JLC. Et après les six mois chez André Lhote, tu as continué ailleurs ?
MT. J’ai voulu entrer à l’école des Beaux-Arts, mais c’était davantage pour bénéficier d’un sursis – je n’avais pas envie d’aller faire la guerre en Algérie – que pour l’enseignement de l’école. J’ai réussi toutes les épreuves du concours d’entrée, mais quand il a fallu que je montre mes travaux, évidemment très marqués par le cubisme de Lhote, le jury m’a immédiatement recalé ! Du coup, je suis parti pour l’Algérie puis, pour compléter ma formation au retour, j’ai fréquenté l’atelier de Lapoujade, où j’ai appris pas mal de choses, souvent en contradiction avec l’enseignement d’André Lhote d’ailleurs : la gestualité par exemple.

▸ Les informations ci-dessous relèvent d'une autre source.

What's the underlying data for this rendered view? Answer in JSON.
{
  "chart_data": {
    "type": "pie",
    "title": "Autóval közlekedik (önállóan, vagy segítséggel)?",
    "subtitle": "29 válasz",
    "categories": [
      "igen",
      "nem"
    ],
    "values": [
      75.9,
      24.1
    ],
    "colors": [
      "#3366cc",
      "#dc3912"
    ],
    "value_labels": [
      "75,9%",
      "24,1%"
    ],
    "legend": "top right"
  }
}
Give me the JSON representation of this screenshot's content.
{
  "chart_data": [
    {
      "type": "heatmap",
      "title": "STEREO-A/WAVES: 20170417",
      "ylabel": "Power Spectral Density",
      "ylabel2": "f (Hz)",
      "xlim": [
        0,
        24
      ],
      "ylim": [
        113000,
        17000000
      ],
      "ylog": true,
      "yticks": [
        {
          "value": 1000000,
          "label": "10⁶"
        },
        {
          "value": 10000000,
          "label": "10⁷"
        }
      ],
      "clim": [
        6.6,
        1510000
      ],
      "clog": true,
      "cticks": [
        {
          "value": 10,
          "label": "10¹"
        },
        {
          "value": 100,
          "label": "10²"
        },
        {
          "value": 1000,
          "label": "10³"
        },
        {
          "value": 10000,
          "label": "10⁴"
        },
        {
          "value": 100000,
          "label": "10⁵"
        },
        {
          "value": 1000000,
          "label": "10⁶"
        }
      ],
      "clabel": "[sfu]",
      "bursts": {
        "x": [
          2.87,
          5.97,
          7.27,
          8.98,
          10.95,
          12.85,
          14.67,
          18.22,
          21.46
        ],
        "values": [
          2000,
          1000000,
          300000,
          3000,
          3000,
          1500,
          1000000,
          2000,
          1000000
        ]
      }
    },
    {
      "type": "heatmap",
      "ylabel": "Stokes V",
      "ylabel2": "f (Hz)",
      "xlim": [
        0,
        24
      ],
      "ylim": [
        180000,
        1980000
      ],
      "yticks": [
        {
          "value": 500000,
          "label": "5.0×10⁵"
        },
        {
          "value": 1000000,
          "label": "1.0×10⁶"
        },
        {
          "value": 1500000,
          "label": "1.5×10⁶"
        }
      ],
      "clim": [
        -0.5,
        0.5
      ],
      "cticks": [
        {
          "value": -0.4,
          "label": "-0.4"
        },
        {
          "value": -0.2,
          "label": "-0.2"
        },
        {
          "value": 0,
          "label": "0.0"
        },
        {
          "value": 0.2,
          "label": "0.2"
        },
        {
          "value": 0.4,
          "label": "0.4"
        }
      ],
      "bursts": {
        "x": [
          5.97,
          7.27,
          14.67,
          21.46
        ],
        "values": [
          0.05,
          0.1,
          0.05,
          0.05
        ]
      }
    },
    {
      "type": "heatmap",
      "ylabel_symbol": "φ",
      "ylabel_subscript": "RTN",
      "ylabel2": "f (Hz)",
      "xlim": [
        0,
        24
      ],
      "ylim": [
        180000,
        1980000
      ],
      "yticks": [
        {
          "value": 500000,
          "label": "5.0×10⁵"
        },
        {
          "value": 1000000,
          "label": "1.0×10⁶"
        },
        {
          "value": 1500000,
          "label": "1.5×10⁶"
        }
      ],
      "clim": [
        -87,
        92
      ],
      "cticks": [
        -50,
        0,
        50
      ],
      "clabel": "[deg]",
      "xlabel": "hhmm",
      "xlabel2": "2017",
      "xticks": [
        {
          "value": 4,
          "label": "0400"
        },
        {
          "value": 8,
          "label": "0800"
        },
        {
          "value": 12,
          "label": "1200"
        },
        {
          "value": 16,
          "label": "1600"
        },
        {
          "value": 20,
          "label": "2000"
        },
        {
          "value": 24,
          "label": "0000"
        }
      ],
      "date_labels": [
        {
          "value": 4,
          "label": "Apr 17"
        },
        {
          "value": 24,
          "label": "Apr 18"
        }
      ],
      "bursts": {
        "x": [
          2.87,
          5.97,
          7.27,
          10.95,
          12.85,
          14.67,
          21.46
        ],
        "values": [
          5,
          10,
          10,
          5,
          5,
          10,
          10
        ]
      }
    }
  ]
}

JLC. De quand date ton entrée dans la vie d’artiste ?
MT. Mon premier vrai contact avec le monde professionnel s’est fait au début des années 60 par le critique Jean-Jacques Lévêque qui était responsable de la galerie Le Soleil dans la tête, rue de Vaugirard. C’est là que j’ai rencontré Rancillac, Voss, Télémaque et d’autres. J’ai immédiatement senti qu’il y avait des atomes crochus entre la bande de ceux qui allaient constituer la Figuration narrative et moi. Mais en même temps, j’étais gêné par le côté pop de leur démarche que, tout en l’appréciant, je ne pouvais adopter. Je n’ai jamais renoncé à l’idée qu’il est nécessaire de transformer l’objet représenté et donc, je n’ai jamais pu me joindre complètement à un courant qui faisait un si large usage de la photographie et peignait les objets de manière directe.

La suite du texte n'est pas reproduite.